Green has been with us a while. The book Silent Spring by ground-breaking author Rachel Carson awakened many of us to man’s unwitting impact on both the environment and Earth’s other inhabitants when it appeared in 1962. Eight years later, we saw both the first American celebration of Earth Day, and the founding of the Federal Government’s Environmental Protection Agency (EPA). Today, when we use an average of half a ton of raw materials per person per year for each and every one of the planet’s 6 billion plus inhabitants, we have become ever more sensitized to the issue of long-term sustenance of the planet and continuing human society. We therefore see many efforts worldwide to implement green design and to strive for sustainability.

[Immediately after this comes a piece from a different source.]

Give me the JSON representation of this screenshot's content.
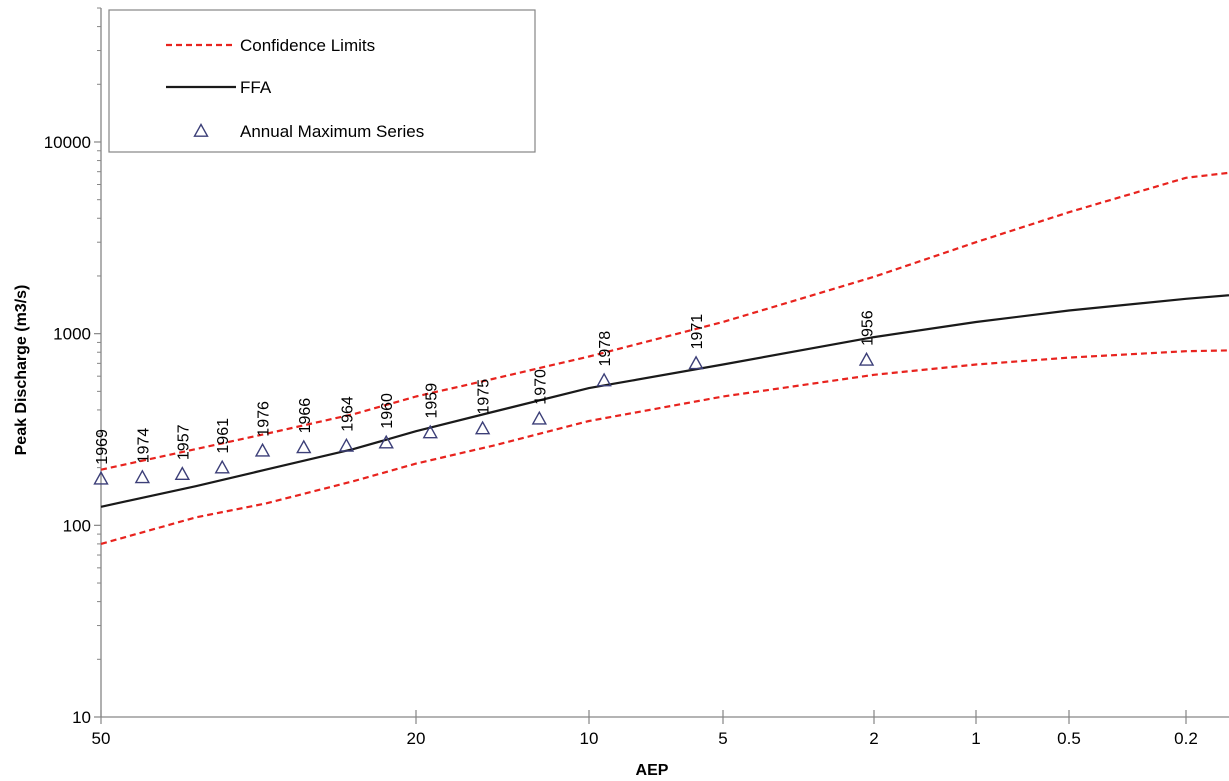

In our striving for sustainability, we must remain conscious of ‘planet, people and profit’. That is, we must be kind to the planet, by being environmentally responsible, minimizing use of precious resources, and reducing waste and pollution. We must likewise be kind to people, with products and processes that are safe, equitable and socially conscious. And, of course, whatever we develop, design or produce must be profitable or otherwise economically viable over the long term. Green’s growth has certainly accelerated. The residential demand for green building products was estimated at about $7 billion in 2005, but had grown to about $12 billion just two years later. In 2010, it is expected to exceed $40 billion.
In recent decades, paints and related products and processes have been made much more environmentally friendly. By 1990, limits were set on toxic substances, such as Volatile Organic Compounds (VOCs) and other pollutants, by the Clean Air Act. Increasingly stringent standards have been developed in the years since, to more tightly control such substances in the production of paint materials. Meanwhile, paint technology itself has advanced, introducing water-based paints, greater ranges of pigments, and more varied paint properties addressing cost, workability, drying time, coverage, hiding capability and clean-up. Paints today can therefore reliably provide low VOCs, along with a wide variety of products and systems, low odor, easy clean-up, good fade resistance, good gloss retention, and little or no yellowing over time.
There are a number of advocacy groups, independent agencies and industry organizations that test and rate paint products and systems on green factors. Most paint manufacturers will also readily tout the green attributes of their product line, by providing test data and certification.